A Wellington resident has been caught on camera showing off her adoration of director general of health Ashley Bloomfield.
Journalists returning to the Ministry of Health for today's 1pm briefing were treated to a sign of the fondness in which Bloomfield is held by many, as a hand towel with his face on it could be seen just outside the window of the press briefing room.
Herald reporter Jason Walls shared the scene on Twitter and revealed that Bloomfield knew all about it.
"I spoke to Bloomfield while walking back to Parliament - he was aware of it. It was a 'lovely lady' who keeps it hanging 24/7 every day of the week."
The towels, sold by Wellington boutique St Fabiola, became a hit earlier this year, during our first lockdown.

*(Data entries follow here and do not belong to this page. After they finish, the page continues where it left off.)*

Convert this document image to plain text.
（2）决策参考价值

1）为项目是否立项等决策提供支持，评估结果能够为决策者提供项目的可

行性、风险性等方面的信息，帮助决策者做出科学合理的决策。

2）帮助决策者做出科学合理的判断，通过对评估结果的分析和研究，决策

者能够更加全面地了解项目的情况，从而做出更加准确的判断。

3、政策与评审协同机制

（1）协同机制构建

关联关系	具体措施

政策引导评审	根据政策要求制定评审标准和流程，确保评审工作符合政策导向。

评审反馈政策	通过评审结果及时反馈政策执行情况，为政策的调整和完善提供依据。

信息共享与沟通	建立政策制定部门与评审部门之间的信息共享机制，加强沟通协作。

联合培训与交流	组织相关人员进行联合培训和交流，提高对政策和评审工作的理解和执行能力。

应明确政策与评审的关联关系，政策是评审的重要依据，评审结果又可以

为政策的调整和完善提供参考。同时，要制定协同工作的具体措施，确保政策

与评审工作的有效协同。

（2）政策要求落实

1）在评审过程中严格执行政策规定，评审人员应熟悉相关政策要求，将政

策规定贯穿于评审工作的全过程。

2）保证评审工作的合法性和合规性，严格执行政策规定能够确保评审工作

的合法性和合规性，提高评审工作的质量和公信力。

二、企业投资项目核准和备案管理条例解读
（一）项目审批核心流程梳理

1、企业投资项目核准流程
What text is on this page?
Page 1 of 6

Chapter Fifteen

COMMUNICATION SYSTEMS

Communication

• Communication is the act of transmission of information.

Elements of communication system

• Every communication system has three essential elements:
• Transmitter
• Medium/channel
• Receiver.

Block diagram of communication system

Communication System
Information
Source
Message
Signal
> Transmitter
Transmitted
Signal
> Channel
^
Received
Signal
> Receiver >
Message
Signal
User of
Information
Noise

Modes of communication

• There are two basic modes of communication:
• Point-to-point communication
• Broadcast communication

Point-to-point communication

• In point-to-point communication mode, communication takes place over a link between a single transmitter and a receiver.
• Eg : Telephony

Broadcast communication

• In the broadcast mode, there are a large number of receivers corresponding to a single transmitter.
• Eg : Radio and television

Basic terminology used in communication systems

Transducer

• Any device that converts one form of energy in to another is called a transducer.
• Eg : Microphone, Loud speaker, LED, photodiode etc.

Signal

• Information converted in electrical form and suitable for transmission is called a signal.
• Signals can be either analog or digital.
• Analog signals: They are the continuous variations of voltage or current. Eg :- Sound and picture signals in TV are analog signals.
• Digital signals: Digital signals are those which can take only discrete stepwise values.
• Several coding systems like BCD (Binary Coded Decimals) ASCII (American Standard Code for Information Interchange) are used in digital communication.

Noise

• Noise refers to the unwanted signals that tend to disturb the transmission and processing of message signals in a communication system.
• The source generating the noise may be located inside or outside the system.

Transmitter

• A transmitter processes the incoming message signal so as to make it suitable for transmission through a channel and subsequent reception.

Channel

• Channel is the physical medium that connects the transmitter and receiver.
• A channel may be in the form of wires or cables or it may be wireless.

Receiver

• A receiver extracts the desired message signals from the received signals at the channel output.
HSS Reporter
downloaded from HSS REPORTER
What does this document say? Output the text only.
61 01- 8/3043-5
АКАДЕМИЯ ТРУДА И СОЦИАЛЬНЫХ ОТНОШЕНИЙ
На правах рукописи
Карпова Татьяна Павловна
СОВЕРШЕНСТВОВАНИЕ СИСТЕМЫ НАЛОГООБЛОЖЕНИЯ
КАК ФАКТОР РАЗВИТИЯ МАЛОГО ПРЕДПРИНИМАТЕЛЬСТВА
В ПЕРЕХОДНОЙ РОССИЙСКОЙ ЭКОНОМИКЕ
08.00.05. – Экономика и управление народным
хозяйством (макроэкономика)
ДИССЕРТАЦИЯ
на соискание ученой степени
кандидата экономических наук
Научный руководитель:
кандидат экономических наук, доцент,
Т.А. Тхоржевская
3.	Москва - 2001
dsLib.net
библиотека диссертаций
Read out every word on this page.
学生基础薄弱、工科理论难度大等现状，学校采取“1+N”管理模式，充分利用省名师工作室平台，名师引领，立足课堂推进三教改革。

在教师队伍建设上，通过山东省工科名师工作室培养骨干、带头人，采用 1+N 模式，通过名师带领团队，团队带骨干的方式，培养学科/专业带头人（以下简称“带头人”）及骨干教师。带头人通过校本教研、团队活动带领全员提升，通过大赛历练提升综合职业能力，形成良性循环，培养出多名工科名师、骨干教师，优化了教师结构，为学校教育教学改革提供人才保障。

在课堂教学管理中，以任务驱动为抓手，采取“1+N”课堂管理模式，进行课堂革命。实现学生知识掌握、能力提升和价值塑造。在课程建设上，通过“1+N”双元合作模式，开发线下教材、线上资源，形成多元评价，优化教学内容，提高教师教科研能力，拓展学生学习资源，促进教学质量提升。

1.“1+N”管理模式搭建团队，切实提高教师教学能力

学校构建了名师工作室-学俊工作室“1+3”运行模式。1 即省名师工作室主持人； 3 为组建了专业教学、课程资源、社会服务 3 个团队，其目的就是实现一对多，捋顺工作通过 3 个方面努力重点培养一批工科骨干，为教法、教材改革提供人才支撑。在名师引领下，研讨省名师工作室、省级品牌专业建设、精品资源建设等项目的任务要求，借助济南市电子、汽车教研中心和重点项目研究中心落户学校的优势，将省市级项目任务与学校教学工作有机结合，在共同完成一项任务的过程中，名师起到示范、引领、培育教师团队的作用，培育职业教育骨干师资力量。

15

The boutique's owner, Kirsten Sutherland, had the idea for the towels and after showing them to family, realised she had a struck a nerve when her family wanted to share the idea with their friends.
Sutherland said she was an early fan of Bloomfield, whose reassuring performance in the daily media briefings has won him legions of supporters.
"I don't have a girl crush on him but I love how he makes us feel looked after," Sutherland told the Herald in April, though she did admit that Bloomfield has "nerd appeal".
"I hope he's not too creeped out about it," Sutherland added, saying that Bloomfield "deserves every bit of attention he gets".
That positive attention was in stark contrast to the reception waiting for Bloomfield inside the press briefing, where the health chief was hit with tough questions about holes in testing at our borders.
Last week Prime Minister Jacinda Ardern gave assurances that border-facing frontline staff were being tested regularly.
"If you work in our primary quarantine (the Jet Park), you are tested weekly. If you work outside of that, it's a slightly longer rotation but still frequent," she said on Thursday.
But that had not been happening, for which Health Minister Chris Hipkins has already accepted responsibility.
Asked about her comments last week and who had misled her, Ardern said she would have to check who had compiled the information.
But she said it was unfair to assume Bloomfield had misled her.
"When we ask as a Cabinet for something to happen, we expect it to happen. That has not met our expectations," Ardern said.
But today Bloomfield said no one had been misled and he had communicated frequently with ministers about testing border-facing workers.
"I was checking every single day. There was clearly a dissonance between what the Prime Minister thought was happening and what was happening on the ground."
He said testing was being rolled out for staff at managed isolation and quarantine facilities.
"We were increasing the frequency of that testing."
He didn't know when testing of workers at the Jet Park had started, but it was in the process of being moved to weekly testing.